Classy
- February 2010 issue
- Categories: Fashion
- Frequency: Monthly
- Founded: 1984
- Company: Kobunsha
- Country: Japan
- Based in: Tokyo
- Language: Japanese
- Website: https://classy-online.jp/

= Classy (magazine) =

Japanese women's magazine

Classy Magazine is a monthly Japanese women's magazine. Its title, Classy, is derived from the English adjective classy.
It is estimated that the average reader of Classy magazine is between the age of 24 and 28. The magazine is known to be popular with office ladies (widely known as OL in Japan). It is also popular among university students as a magazine for Onekei (お姉系) fashion.

==History==
Classy was first published in 1984. The magazine is published by Kobunsha.

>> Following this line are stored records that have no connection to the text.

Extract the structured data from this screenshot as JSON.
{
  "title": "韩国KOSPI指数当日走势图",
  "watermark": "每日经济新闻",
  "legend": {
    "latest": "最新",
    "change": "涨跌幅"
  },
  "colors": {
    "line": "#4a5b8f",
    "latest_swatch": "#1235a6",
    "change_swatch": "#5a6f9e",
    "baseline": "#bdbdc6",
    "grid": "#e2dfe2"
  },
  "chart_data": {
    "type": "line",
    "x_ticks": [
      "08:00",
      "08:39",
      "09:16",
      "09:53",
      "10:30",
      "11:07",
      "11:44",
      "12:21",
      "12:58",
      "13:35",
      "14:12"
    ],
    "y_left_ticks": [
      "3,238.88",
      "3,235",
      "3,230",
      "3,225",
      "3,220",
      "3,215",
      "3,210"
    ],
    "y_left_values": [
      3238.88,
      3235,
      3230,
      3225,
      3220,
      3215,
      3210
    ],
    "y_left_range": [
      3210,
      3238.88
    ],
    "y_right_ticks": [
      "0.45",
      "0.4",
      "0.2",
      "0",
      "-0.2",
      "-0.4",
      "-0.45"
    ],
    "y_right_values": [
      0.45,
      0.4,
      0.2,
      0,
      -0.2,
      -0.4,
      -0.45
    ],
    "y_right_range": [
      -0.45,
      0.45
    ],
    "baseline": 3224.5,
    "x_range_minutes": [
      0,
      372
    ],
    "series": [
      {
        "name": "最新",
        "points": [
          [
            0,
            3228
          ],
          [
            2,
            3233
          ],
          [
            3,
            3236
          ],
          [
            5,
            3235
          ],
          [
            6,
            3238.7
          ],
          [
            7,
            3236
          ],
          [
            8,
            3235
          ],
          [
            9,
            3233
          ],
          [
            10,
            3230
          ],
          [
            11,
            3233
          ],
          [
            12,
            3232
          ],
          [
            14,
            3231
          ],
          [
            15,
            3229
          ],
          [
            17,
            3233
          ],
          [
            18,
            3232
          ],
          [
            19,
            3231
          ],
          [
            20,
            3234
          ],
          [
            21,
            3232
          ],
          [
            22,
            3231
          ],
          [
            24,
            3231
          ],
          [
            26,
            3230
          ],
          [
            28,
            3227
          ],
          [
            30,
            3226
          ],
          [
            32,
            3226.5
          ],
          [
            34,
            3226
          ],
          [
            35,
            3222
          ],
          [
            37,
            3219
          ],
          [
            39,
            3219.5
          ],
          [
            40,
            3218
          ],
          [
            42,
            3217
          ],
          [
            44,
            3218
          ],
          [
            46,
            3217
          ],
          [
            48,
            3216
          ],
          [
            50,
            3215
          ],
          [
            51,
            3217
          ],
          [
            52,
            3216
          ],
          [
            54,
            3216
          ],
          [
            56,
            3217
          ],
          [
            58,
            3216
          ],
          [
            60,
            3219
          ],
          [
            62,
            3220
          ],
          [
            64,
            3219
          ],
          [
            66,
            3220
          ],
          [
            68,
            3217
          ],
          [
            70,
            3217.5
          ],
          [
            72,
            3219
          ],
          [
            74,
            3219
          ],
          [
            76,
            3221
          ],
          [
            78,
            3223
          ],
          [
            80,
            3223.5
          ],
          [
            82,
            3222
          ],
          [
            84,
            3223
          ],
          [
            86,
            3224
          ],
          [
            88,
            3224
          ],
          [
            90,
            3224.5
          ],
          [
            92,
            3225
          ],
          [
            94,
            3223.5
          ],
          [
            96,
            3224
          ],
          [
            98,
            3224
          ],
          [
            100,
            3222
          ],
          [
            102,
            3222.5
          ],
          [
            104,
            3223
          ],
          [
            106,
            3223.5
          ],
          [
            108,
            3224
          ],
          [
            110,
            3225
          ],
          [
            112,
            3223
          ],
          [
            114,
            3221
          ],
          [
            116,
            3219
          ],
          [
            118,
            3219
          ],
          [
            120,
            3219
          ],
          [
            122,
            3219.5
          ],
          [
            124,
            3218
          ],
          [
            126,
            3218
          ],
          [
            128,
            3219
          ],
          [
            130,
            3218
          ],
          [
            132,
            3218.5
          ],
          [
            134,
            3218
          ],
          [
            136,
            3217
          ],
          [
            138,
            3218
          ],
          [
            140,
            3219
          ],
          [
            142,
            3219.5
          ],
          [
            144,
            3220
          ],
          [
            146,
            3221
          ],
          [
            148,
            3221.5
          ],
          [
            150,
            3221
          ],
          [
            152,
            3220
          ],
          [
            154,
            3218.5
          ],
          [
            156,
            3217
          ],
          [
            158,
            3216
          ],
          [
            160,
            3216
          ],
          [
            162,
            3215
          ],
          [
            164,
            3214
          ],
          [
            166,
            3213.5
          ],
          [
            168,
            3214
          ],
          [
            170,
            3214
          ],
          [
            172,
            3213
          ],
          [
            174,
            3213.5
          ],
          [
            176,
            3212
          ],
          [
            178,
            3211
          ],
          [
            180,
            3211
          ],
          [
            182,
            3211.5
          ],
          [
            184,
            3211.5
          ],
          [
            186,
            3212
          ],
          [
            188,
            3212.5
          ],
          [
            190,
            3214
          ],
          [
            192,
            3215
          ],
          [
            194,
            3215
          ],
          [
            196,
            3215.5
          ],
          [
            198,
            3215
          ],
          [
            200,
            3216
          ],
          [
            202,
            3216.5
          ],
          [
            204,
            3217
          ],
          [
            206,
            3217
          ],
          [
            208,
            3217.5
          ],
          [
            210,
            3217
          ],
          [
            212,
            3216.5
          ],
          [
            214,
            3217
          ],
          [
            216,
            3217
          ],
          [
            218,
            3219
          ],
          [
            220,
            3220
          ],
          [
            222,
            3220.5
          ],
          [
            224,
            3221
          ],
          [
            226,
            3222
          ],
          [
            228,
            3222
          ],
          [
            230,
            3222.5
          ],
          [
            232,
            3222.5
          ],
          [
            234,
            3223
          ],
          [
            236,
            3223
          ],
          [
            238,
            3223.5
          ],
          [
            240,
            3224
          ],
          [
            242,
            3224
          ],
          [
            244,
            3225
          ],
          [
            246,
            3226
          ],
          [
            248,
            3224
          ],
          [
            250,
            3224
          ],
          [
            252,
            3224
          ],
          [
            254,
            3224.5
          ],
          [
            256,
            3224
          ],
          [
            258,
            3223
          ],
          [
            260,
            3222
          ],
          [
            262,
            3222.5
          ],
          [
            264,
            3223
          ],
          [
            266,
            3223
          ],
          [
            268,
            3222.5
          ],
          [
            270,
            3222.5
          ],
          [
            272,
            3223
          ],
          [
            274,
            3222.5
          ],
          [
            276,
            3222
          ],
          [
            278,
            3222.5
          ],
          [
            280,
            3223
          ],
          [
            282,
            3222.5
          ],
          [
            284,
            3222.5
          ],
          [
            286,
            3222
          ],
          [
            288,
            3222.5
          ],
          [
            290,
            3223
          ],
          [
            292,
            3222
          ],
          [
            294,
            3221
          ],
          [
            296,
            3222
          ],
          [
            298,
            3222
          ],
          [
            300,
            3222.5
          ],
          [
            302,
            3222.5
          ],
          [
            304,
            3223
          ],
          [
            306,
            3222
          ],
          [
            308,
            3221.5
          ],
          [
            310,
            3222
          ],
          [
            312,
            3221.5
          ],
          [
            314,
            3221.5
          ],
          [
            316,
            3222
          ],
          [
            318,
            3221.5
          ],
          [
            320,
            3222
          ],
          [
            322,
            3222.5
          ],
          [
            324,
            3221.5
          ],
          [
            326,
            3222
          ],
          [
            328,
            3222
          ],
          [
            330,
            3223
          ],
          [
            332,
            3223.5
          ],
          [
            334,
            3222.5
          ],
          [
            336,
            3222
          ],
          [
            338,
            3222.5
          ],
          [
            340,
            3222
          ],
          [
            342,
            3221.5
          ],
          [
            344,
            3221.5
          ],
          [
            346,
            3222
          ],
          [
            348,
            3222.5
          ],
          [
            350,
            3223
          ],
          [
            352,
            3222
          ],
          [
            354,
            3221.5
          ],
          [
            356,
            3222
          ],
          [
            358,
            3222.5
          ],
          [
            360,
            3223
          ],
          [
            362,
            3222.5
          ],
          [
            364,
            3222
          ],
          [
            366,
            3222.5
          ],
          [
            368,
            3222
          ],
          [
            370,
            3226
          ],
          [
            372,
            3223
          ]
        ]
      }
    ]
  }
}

The magazine targets women in their 20s. It is a sister magazine of JJ, and has been published since 1984 by the same company. The two magazines are closely linked, and often, models who posed for JJ magazine in their youth will return a few years later to model for Classy.

==Models==
In the magazine's early days, most of the models were American supermodels, however changes in the policy led to the inclusion of more and more local models. Famous Japanese supermodels, namely Anna Umemiya and
Kyoko Aoyama
started their modeling careers by appearing as cover girls in the magazine.

Several well-known models are working for the magazine. Hiroko Hatano, who used to work for JJ magazine, started to work as a model here in 2005. Jessica Michibata, Sayo Aizawa and Ryoko Tanami are also popular.